Pour un actionnaire qui décide de participer à une AGO, il convient de s’informer convenablement à l’avance. A compter de la date de convocation de l’assemblée, et au moins quinze jours avant la date de la réunion, les actionnaires ont en effet le droit de consulter au siège de la société un certain nombre de documents dont la liste est fixée par la loi. Il s’agit, outre l’ordre du jour, du texte et de l’exposé des projets de résolution, de la liste des administrateurs au conseil d’administration ou des membres du directoire et du conseil de surveillance, des renseignements relatifs aux candidats à ces postes le cas échéant, des états de synthèse de l’exercice écoulé, du rapport du conseil d’administration ou du directoire, de celui du commissaire aux comptes, du projet d’affectation des résultats et enfin de la liste des actionnaires connus de la société et du nombre de titres détenus par chacun d’eux.
En cas de violation des dispositions légales relatives à l’information des actionnaires, l’assemblée peut être annulée. Par ailleurs, sachez que tout actionnaire a droit, à tout moment, d’obtenir ces documents concernant les trois derniers exercices, ainsi que les procès-verbaux et feuilles de présence des AGO tenues au cours de ces exercices.
Pour ce qui est de la participation à ces assemblées, il faut d’abord savoir qu’un actionnaire peut y assister personnellement ou se faire représenter par un autre actionnaire, un conjoint, un ascendant ou descendant ou par toute personne morale ayant pour objet social la gestion de portefeuilles de valeurs mobilières.

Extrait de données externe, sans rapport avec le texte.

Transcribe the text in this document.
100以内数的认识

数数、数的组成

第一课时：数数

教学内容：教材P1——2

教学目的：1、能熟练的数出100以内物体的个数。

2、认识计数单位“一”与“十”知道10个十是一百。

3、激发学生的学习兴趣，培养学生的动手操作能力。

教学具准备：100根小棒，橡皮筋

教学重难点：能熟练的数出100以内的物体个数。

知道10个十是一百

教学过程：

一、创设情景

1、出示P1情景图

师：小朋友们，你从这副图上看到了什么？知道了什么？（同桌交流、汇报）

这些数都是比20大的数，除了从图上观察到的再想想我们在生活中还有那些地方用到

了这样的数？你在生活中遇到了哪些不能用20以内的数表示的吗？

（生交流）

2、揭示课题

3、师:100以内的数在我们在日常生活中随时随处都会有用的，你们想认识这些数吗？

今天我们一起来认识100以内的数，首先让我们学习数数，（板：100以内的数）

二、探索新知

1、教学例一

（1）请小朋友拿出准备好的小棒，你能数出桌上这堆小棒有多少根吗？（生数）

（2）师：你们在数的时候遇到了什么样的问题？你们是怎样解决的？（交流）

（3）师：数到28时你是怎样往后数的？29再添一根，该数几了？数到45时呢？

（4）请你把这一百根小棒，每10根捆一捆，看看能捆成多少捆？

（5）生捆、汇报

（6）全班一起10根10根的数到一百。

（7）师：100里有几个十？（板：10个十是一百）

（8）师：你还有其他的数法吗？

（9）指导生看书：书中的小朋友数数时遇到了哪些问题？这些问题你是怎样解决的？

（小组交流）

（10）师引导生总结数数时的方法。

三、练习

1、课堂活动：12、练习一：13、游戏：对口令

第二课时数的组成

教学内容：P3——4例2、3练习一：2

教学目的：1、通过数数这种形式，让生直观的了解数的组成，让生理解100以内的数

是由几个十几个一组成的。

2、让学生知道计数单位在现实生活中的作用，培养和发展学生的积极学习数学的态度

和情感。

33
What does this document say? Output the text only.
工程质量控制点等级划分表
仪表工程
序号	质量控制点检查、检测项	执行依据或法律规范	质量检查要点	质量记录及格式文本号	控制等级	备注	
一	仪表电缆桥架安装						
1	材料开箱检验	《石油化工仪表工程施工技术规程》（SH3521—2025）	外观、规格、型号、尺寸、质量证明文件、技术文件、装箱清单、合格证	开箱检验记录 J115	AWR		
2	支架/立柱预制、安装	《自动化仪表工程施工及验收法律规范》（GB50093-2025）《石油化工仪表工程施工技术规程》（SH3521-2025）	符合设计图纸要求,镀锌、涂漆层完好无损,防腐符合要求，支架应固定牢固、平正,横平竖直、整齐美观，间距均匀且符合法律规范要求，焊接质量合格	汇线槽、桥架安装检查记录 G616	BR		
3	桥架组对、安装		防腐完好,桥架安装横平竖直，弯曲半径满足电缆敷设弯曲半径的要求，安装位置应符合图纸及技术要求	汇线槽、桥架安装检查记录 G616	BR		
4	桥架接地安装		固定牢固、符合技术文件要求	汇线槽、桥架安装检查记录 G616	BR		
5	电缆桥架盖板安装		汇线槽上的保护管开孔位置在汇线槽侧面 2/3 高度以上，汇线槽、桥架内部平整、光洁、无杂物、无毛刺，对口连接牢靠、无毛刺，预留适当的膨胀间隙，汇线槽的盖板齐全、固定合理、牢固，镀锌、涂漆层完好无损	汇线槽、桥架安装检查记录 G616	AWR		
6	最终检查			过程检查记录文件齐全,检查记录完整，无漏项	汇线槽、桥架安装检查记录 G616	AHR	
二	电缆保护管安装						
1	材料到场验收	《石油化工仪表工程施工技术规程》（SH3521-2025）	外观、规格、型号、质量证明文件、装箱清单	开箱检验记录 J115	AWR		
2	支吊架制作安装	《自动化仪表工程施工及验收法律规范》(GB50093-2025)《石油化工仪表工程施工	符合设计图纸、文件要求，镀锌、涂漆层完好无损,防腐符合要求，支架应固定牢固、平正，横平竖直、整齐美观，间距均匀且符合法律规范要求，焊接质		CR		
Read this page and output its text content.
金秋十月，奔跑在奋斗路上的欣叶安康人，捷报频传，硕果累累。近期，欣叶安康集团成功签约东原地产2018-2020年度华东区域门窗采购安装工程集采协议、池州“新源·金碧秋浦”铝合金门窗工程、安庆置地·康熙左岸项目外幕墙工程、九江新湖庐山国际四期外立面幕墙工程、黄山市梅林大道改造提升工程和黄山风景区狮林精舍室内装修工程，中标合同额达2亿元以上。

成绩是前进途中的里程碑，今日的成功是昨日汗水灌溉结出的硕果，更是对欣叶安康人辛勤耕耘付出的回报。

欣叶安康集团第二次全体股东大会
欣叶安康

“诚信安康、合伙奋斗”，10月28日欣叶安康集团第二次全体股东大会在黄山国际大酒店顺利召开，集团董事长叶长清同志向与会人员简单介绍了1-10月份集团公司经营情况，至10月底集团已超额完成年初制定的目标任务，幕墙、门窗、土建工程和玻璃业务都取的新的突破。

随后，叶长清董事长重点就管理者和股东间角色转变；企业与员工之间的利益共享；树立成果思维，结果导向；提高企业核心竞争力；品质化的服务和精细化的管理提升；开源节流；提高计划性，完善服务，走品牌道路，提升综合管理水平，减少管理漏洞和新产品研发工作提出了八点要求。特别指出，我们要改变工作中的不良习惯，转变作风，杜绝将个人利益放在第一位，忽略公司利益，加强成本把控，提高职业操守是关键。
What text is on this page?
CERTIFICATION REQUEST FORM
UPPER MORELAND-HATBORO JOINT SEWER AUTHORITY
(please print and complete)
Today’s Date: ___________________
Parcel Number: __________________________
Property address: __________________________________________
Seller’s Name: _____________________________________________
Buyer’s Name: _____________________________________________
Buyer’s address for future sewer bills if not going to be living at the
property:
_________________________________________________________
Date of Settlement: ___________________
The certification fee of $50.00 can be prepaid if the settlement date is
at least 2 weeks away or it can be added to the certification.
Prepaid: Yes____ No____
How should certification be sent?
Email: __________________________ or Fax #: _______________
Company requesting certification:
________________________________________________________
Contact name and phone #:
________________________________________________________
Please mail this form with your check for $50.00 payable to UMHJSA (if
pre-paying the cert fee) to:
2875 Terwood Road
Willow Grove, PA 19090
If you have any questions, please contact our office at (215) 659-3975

Cette représentation se fait par le biais d’une procuration qui n’est valable que pour une seule assemblée. En outre, la participation ou la représentation aux AGO peut être subordonnée, au niveau des statuts, soit à l’inscription de l’actionnaire sur le registre des actions nominatives de la société, soit au dépôt, au lieu indiqué par l’avis de convocation, des actions au porteur ou d’un certificat de dépôt appelé communément certificat de blocage des actions. Ce dernier est délivré à l’actionnaire par le teneur de son compte titres (banque, société de Bourse…). Il atteste de la qualité de l’actionnaire et du blocage de ses actions préalablement à la tenue de l’AGO. La durée nécessaire pour remplir ces formalités est généralement fixée par les statuts, sans qu’elle puisse être antérieure de plus de cinq jours à la date de la réunion de l’assemblée. Par ailleurs, les actionnaires qui ne réunissent pas le nombre d’actions requis (si une limite est fixée dans les statuts) ont la possibilité de se réunir pour atteindre le minimum exigé et se faire représenter par l’un d’entre eux.
A la tenue de l’AGO, il faut que l’actionnaire acte sa présence en indiquant, lui ou son représentant, son nom, prénom et adresse de son domicile dans la feuille de présence de l’assemblée. Cette dernière est généralement tenue par un bureau, présidé par le président du conseil d’administration ou du conseil de surveillance, et constituée de deux scrutateurs et d’un secrétaire. Le président du bureau commence par présenter un rapport à l’assemblée contenant tous les éléments d’information utiles aux actionnaires pour leur permettre  d’apprécier l’activité de la société au cours de l’exercice écoulé, les opérations réalisées, les difficultés rencontrées, les résultats obtenus, la formation du résultat distribuable, la proposition d’affectation de ce résultat, la situation financière de la société et ses perspectives d’avenir. Le commissaire aux comptes relate pour sa part l’accomplissement de sa mission et fait part de ses conclusions.
Ensuite, un vote est effectué pour chacune des résolutions proposées. A ce titre, sachez que la loi confère aux actionnaires détenant au moins 5% du capital social (2% pour le surplus si le capital est supérieur à 5 MDH) la possibilité de requérir l’inscription de nouveaux projets de résolutions à l’ordre du jour, dans un délai de dix jours à compter de la publication de l’avis de convocation. La demande doit être adressée au siège social de la société, par lettre recommandée avec accusé de réception. Les actionnaires détenant moins de cette limite du capital peuvent bien entendu se regrouper pour atteindre le minimum nécessaire à la proposition de résolutions.